The requirement to disclose SFT information in the fund’s periodic reports to investors will apply from 13 January 2017. The requirement to disclose SFT information in the funds’ pre-contractual documents will apply from 13 July 2017 to managers of funds constituted before 12 January 2016, while managers of new funds constituted since 12 January 2016 should comply with the requirements from the point when the fund has been constituted. The FCA confirms its view that new funds include new sub-funds so a new sub-fund of an existing umbrella will not benefit from the transitional measure in the SFTR.

The FCA’s proposed guidance seeks to clarify that since managers of NURS and QIS must issue a prospectus under COLL 4.2 or COLL 8.3, these managers should disclose the SFTR information in the prospectus instead of disclosing it in other pre-contractual documents. It believes that investors and managers will both benefit from having the SFTR disclosure alongside the other relevant information about the fund and the fund manager in the prospectus.

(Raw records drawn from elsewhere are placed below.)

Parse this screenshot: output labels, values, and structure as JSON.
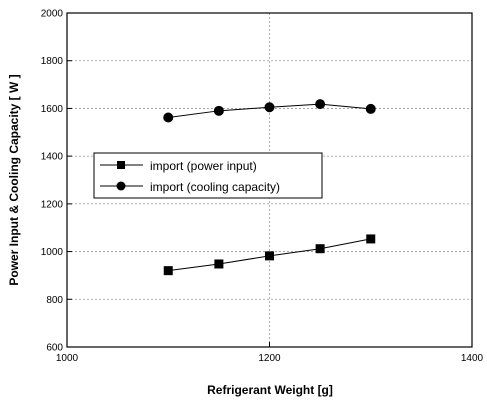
{
  "chart_data": {
    "type": "line",
    "xlabel": "Refrigerant Weight [g]",
    "ylabel": "Power Input & Cooling Capacity [ W ]",
    "xlim": [
      1000,
      1400
    ],
    "ylim": [
      600,
      2000
    ],
    "xticks": [
      1000,
      1200,
      1400
    ],
    "yticks": [
      600,
      800,
      1000,
      1200,
      1400,
      1600,
      1800,
      2000
    ],
    "grid": true,
    "legend_position": "center-left",
    "series": [
      {
        "name": "import (power input)",
        "marker": "square",
        "x": [
          1100,
          1150,
          1200,
          1250,
          1300
        ],
        "y": [
          920,
          948,
          982,
          1012,
          1053
        ]
      },
      {
        "name": "import (cooling capacity)",
        "marker": "circle",
        "x": [
          1100,
          1150,
          1200,
          1250,
          1300
        ],
        "y": [
          1562,
          1590,
          1605,
          1618,
          1598
        ]
      }
    ]
  }
}
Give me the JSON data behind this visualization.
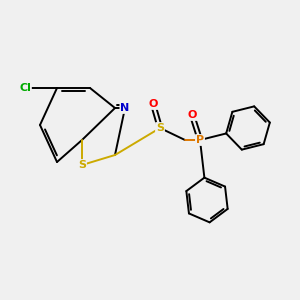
{
  "background_color": "#f0f0f0",
  "atom_colors": {
    "C": "#000000",
    "N": "#0000cc",
    "S": "#ccaa00",
    "O": "#ff0000",
    "P": "#dd7700",
    "Cl": "#00aa00"
  },
  "line_color": "#000000",
  "bond_lw": 1.4,
  "figsize": [
    3.0,
    3.0
  ],
  "dpi": 100
}
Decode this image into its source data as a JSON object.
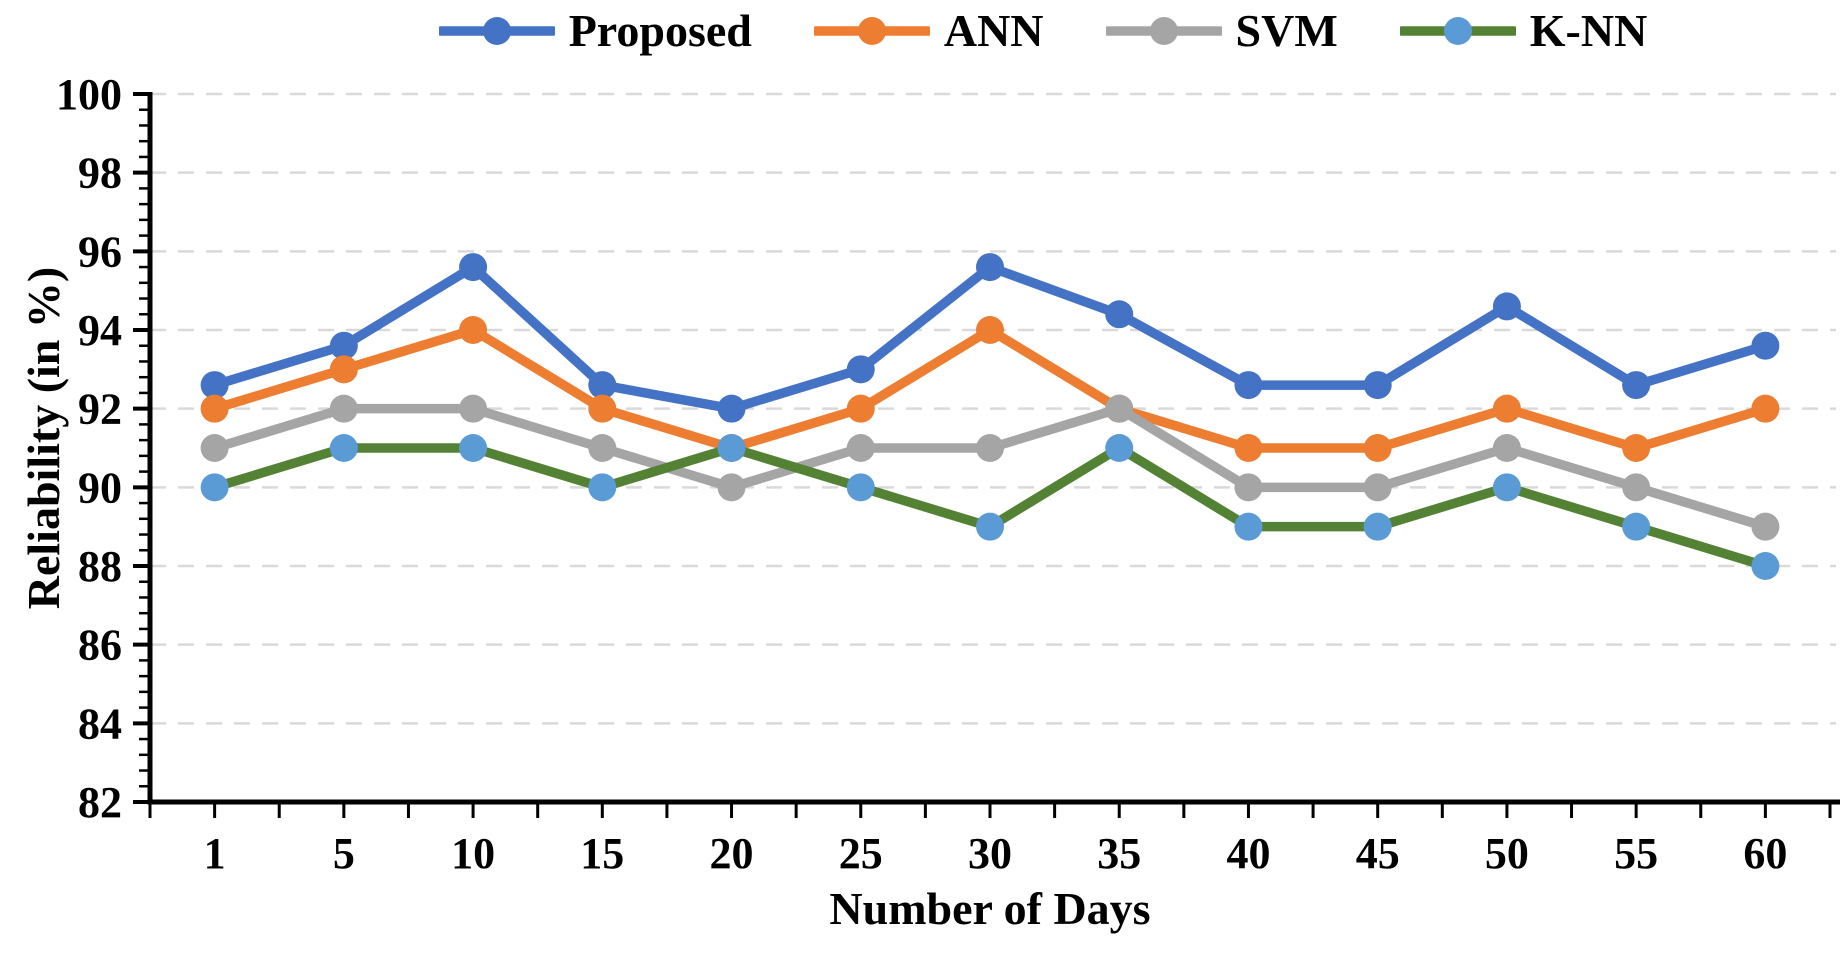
{
  "chart_data": {
    "type": "line",
    "title": "",
    "xlabel": "Number of Days",
    "ylabel": "Reliability (in %)",
    "categories": [
      1,
      5,
      10,
      15,
      20,
      25,
      30,
      35,
      40,
      45,
      50,
      55,
      60
    ],
    "ylim": [
      82,
      100
    ],
    "y_major_step": 2,
    "y_minor_step": 0.4,
    "y_tick_labels": [
      82,
      84,
      86,
      88,
      90,
      92,
      94,
      96,
      98,
      100
    ],
    "grid": "horizontal-dashed",
    "legend_position": "top-center",
    "series": [
      {
        "name": "Proposed",
        "color": "#4472C4",
        "marker_color": "#4472C4",
        "values": [
          92.6,
          93.6,
          95.6,
          92.6,
          92,
          93,
          95.6,
          94.4,
          92.6,
          92.6,
          94.6,
          92.6,
          93.6
        ]
      },
      {
        "name": "ANN",
        "color": "#ED7D31",
        "marker_color": "#ED7D31",
        "values": [
          92,
          93,
          94,
          92,
          91,
          92,
          94,
          92,
          91,
          91,
          92,
          91,
          92
        ]
      },
      {
        "name": "SVM",
        "color": "#A5A5A5",
        "marker_color": "#A5A5A5",
        "values": [
          91,
          92,
          92,
          91,
          90,
          91,
          91,
          92,
          90,
          90,
          91,
          90,
          89
        ]
      },
      {
        "name": "K-NN",
        "color": "#548235",
        "marker_color": "#5B9BD5",
        "values": [
          90,
          91,
          91,
          90,
          91,
          90,
          89,
          91,
          89,
          89,
          90,
          89,
          88
        ]
      }
    ],
    "colors": {
      "grid": "#D9D9D9",
      "axis": "#000000",
      "text": "#000000",
      "background": "#FFFFFF"
    }
  }
}
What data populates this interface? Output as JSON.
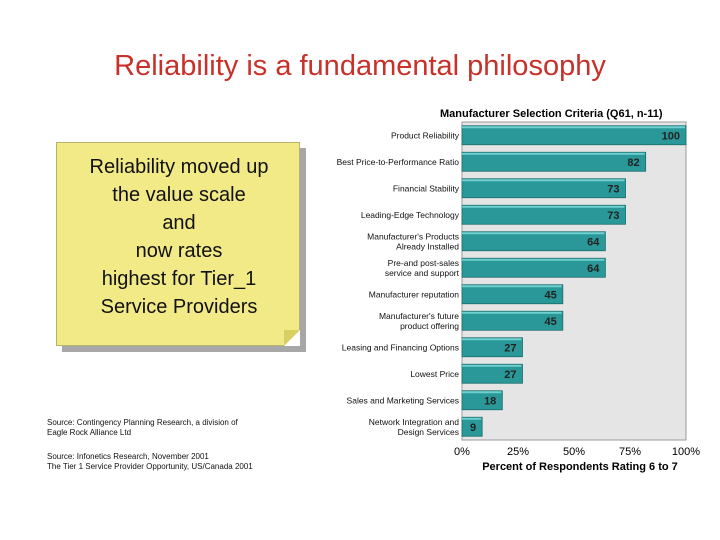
{
  "slide": {
    "title": "Reliability is a fundamental philosophy"
  },
  "note": {
    "text": "Reliability moved up\nthe value scale\nand\nnow rates\nhighest for Tier_1\nService Providers"
  },
  "sources": {
    "first": "Source: Contingency Planning Research, a division of\nEagle Rock Alliance Ltd",
    "second": "Source: Infonetics Research, November 2001\nThe Tier 1 Service Provider Opportunity, US/Canada 2001"
  },
  "chart_data": {
    "type": "bar",
    "orientation": "horizontal",
    "title": "Manufacturer Selection Criteria (Q61, n-11)",
    "xlabel": "Percent of Respondents Rating 6 to 7",
    "ylabel": "",
    "xlim": [
      0,
      100
    ],
    "x_ticks": [
      "0%",
      "25%",
      "50%",
      "75%",
      "100%"
    ],
    "grid": false,
    "bar_color": "#2a9898",
    "plot_background": "#e5e5e5",
    "categories": [
      "Product Reliability",
      "Best Price-to-Performance Ratio",
      "Financial Stability",
      "Leading-Edge Technology",
      "Manufacturer's Products\nAlready Installed",
      "Pre-and post-sales\nservice and support",
      "Manufacturer reputation",
      "Manufacturer's future\nproduct offering",
      "Leasing and Financing Options",
      "Lowest Price",
      "Sales and Marketing Services",
      "Network Integration and\nDesign Services"
    ],
    "values": [
      100,
      82,
      73,
      73,
      64,
      64,
      45,
      45,
      27,
      27,
      18,
      9
    ]
  }
}
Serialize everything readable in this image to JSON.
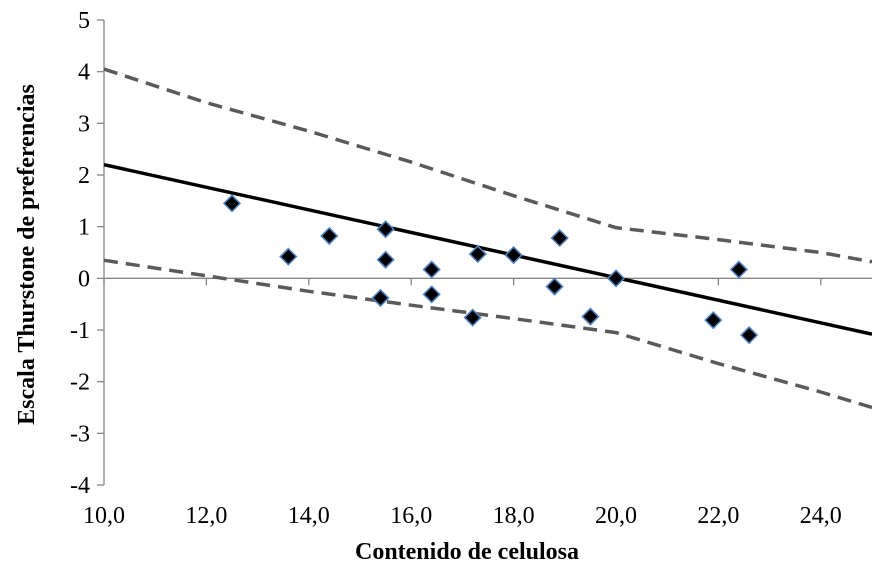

The FCA also clarifies that firms which are not using, or which are not authorised to use, SFTs or total return swaps are not required to make any disclosures under Articles 13 and 14 of the SFTR.

Next Steps

Comments on the proposals are due by 19 July 2016. This period will allow the FCA time to finalise its rules and guidance before the UCITS Regulation takes effect on 13 October 2016. The FCA intends to publish a policy statement in the third quarter of 2016. It is also worth noting that this summer the FCA intends to publish a policy statement to Part III of CP 15/27 which covers “miscellaneous changes” to fund regulation, including changes that will have an impact on UCITS.